Superviser une équipe

Une formation technique et financière, même de très bon niveau, n’est pas suffisante pour engendrer un leader. Elle doit s’accompagner d’un volet coaching et mentorat de plusieurs mois, voire de plusieurs années.

« Beaucoup reçoivent une excellente formation, mais, lorsque le comité de direction leur confie la supervision d’un département, ils se retrouvent peu à même de diriger une équipe et en sortent frustrés. Écouter, libérer le potentiel de son entourage pour rendre l’entreprise plus performante, s’apprend aussi », détaille Gilles Atayi, auteur des 51 Pratiques fondamentales des leaders.

Ce consultant togolais, qui a créé son propre cabinet à Johannesburg après avoir travaillé avec le milliardaire Mo Ibrahim et qui a conseillé Coca-Cola, Airtel et Sunu Assurances, assure des sessions de groupe et des ateliers personnels pour mettre en confiance les futurs dirigeants.

Réseaux

Pour cette génération très mobile, incarnation de l’émergence de l’Afrique au niveau mondial, et très présente sur les réseaux sociaux, cette nouvelle culture passe aussi par un dialogue et une confrontation avec leurs pairs.

« Ils vont représenter leur groupe à de grands événements, comme l’Africa CEO Forum, qui leur permettent d’accroître leur visibilité, ou dans des séminaires fermés. À Abidjan, à Douala ou à Marrakech, les leaders se réunissent à huis clos et cultivent cet esprit de club, partagent entre eux des informations sur la vie des affaires, font de l’intelligence économique en quelque sorte, décrit Alioune Gueye.

Pour être en lien permanent, ils adhèrent à une association professionnelle de jeunes leaders, à des réseaux comme l’Aspen Institute ou l’African Leadership Network, dans lesquels ils se socialisent, s’épaulent dans le but d’être propulsés un jour à un poste supérieur. La société africaine étant fondée sur le principe des classes d’âges, le lien entre personnes nées la même année est parfois plus fort qu’entre frère et sœur. »

C’est sur cet esprit de socialisation que surfent des établissements tels que l’ENA ou Sciences-Po Paris, avec des programmes de leadership comme Lead Campus, dans lesquels viennent aussi piocher les recruteurs.

Perles rares

Pour les entreprises, le vrai défi consiste surtout à retenir ces perles rares. Et l’enjeu est encore plus fort pour la génération Y, celle des « millenials ». Ces trentenaires pleins d’enthousiasme peuvent abandonner un poste important chez L’Oréal pour s’occuper d’un orphelinat au Sénégal. « Il faut que l’entreprise propose un projet intéressant à ses talents au risque de les voir leur échapper », insiste Alioune Gueye.

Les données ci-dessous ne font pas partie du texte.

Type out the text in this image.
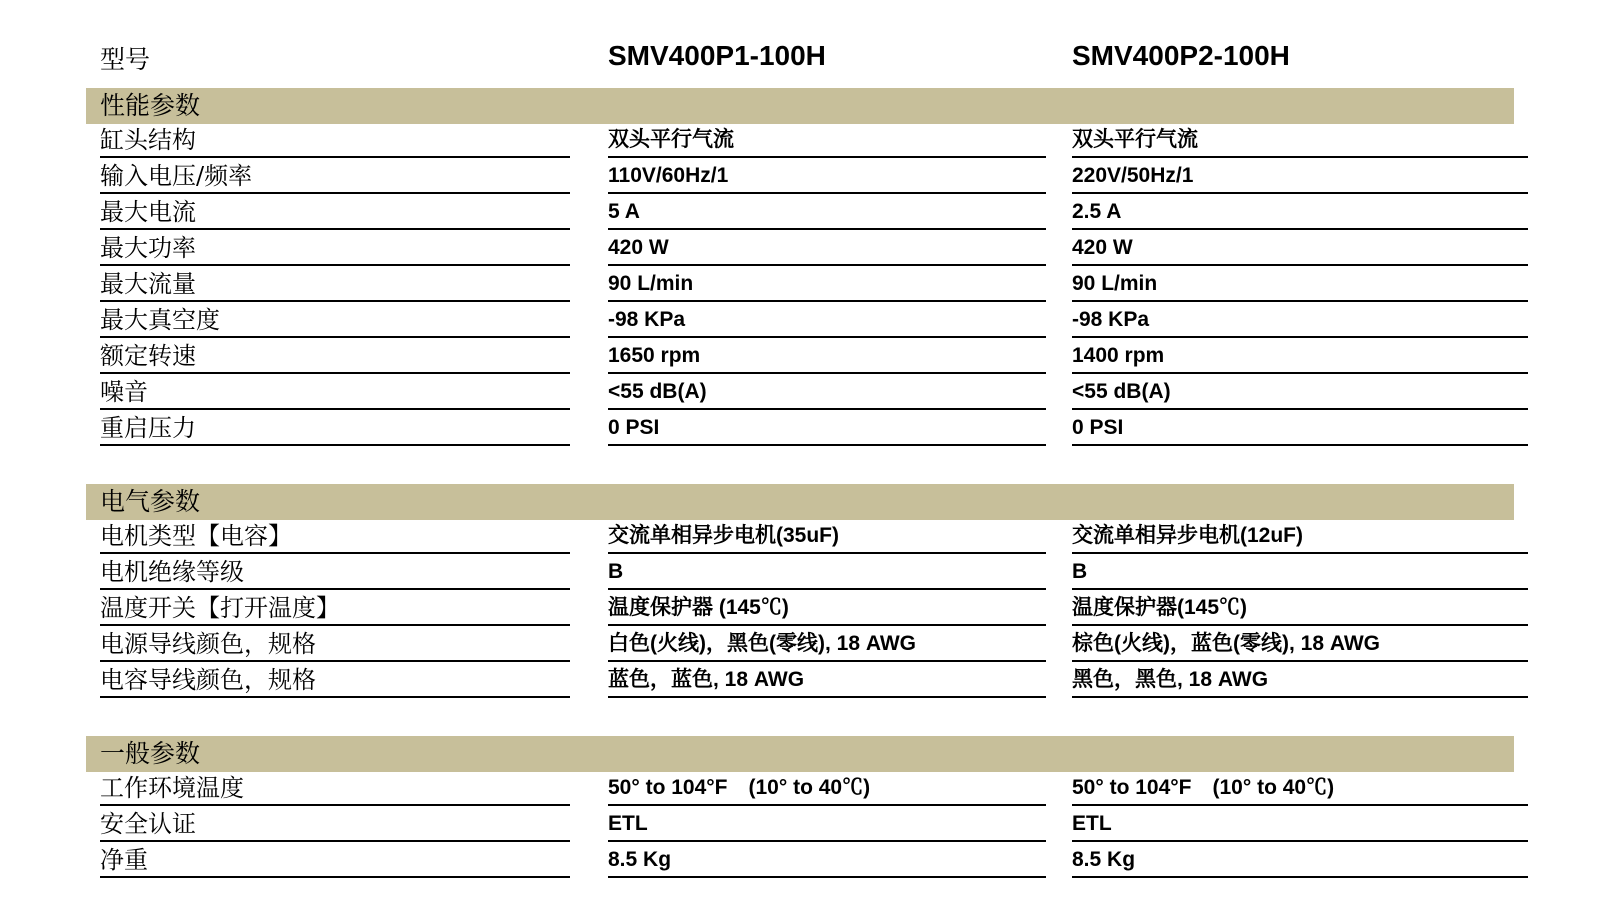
型号	SMV400P1-100H	SMV400P2-100H
性能参数
缸头结构	双头平行气流	双头平行气流
输入电压/频率	110V/60Hz/1	220V/50Hz/1
最大电流	5 A	2.5 A
最大功率	420 W	420 W
最大流量	90 L/min	90 L/min
最大真空度	-98 KPa	-98 KPa
额定转速	1650 rpm	1400 rpm
噪音	<55 dB(A)	<55 dB(A)
重启压力	0 PSI	0 PSI
电气参数
电机类型【电容】	交流单相异步电机(35uF)	交流单相异步电机(12uF)
电机绝缘等级	B	B
温度开关【打开温度】	温度保护器 (145℃)	温度保护器(145℃)
电源导线颜色，规格	白色(火线)，黑色(零线), 18 AWG	棕色(火线)，蓝色(零线), 18 AWG
电容导线颜色，规格	蓝色，蓝色, 18 AWG	黑色，黑色, 18 AWG
一般参数
工作环境温度	50° to 104°F　(10° to 40℃)	50° to 104°F　(10° to 40℃)
安全认证	ETL	ETL
净重	8.5 Kg	8.5 Kg
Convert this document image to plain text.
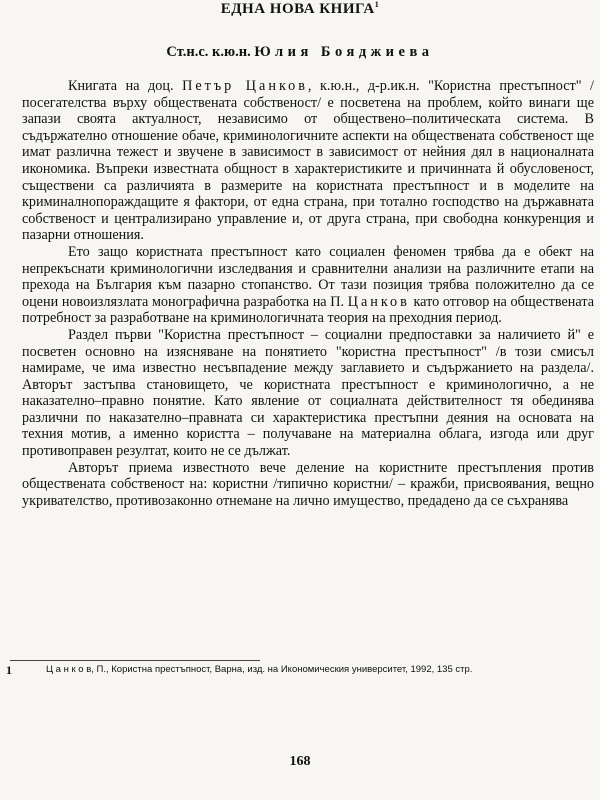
ЕДНА НОВА КНИГА$^1$
Ст.н.с. к.ю.н. Юлия Бояджиева

Книгата на доц. Петър Цанков, к.ю.н., д-р.ик.н. "Користна престъпност" /посегателства върху обществената собственост/ е посветена на проблем, който винаги ще запази своята актуалност, независимо от обществено–политическата система. В съдържателно отношение обаче, криминологичните аспекти на обществената собственост ще имат различна тежест и звучене в зависимост в зависимост от нейния дял в националната икономика. Въпреки известната общност в характеристиките и причинната й обусловеност, съществени са различията в размерите на користната престъпност и в моделите на криминалнопораждащите я фактори, от една страна, при тотално господство на държавната собственост и централизирано управление и, от друга страна, при свободна конкуренция и пазарни отношения.

Ето защо користната престъпност като социален феномен трябва да е обект на непрекъснати криминологични изследвания и сравнителни анализи на различните етапи на прехода на България към пазарно стопанство. От тази позиция трябва положително да се оцени новоизлязлата монографична разработка на П. Цанков като отговор на обществената потребност за разработване на криминологичната теория на преходния период.

Раздел първи "Користна престъпност – социални предпоставки за наличието й" е посветен основно на изясняване на понятието "користна престъпност" /в този смисъл намираме, че има известно несъвпадение между заглавието и съдържанието на раздела/. Авторът застъпва становището, че користната престъпност е криминологично, а не наказателно–правно понятие. Като явление от социалната действителност тя обединява различни по наказателно–правната си характеристика престъпни деяния на основата на техния мотив, а именно користта – получаване на материална облага, изгода или друг противоправен резултат, които не се дължат.

Авторът приема известното вече деление на користните престъпления против обществената собственост на: користни /типично користни/ – кражби, присвоявания, вещно укривателство, противозаконно отнемане на лично имущество, предадено да се съхранява

1	Ц а н к о в, П., Користна престъпност, Варна, изд. на Икономическия университет, 1992, 135 стр.
168
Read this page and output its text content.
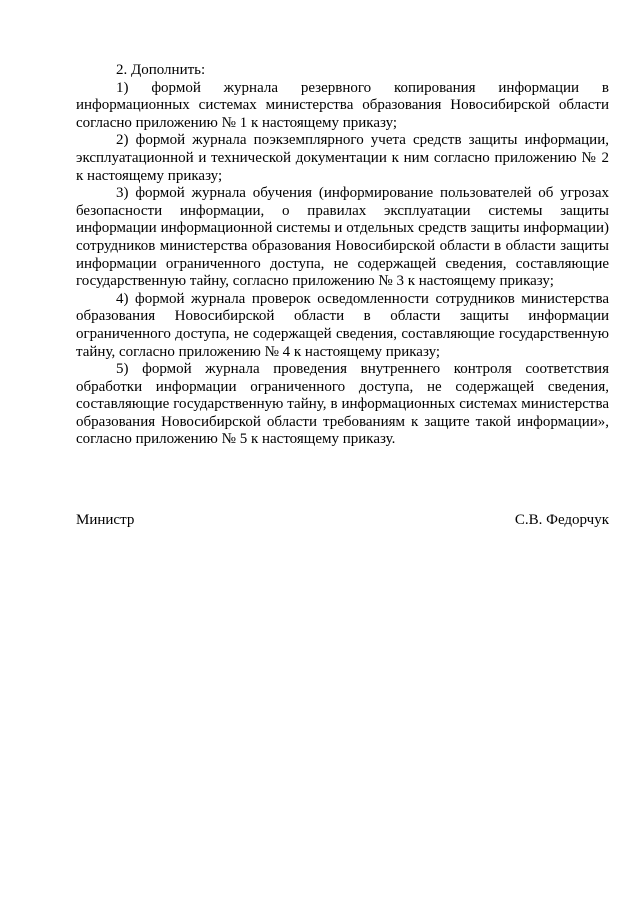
2. Дополнить:

1) формой журнала резервного копирования информации в информационных системах министерства образования Новосибирской области согласно приложению № 1 к настоящему приказу;

2) формой журнала поэкземплярного учета средств защиты информации, эксплуатационной и технической документации к ним согласно приложению № 2 к настоящему приказу;

3) формой журнала обучения (информирование пользователей об угрозах безопасности информации, о правилах эксплуатации системы защиты информации информационной системы и отдельных средств защиты информации) сотрудников министерства образования Новосибирской области в области защиты информации ограниченного доступа, не содержащей сведения, составляющие государственную тайну, согласно приложению № 3 к настоящему приказу;

4) формой журнала проверок осведомленности сотрудников министерства образования Новосибирской области в области защиты информации ограниченного доступа, не содержащей сведения, составляющие государственную тайну, согласно приложению № 4 к настоящему приказу;

5) формой журнала проведения внутреннего контроля соответствия обработки информации ограниченного доступа, не содержащей сведения, составляющие государственную тайну, в информационных системах министерства образования Новосибирской области требованиям к защите такой информации», согласно приложению № 5 к настоящему приказу.

Министр	С.В. Федорчук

Et de citer Jean-Luc Konan, qui a quitté la banque nigériane United Bank for Africa en 2013 pour fonder Cofina, spécialisé dans le financement des PME, ou Stanislas Zézé, ancien employé de la Banque mondiale, de la BAD et de Shell, qui a monté l’agence de notation Bloomfield Investment Corporation.

Ou d’autres, happés par la vie politique, comme le polytechnicien Abdourahmane Cissé, devenu ministre du Budget ivoirien. Son avenir de banquier au sein de Goldman Sachs paraissait tout tracé avant que le président Ouattara l’invite à rentrer au pays.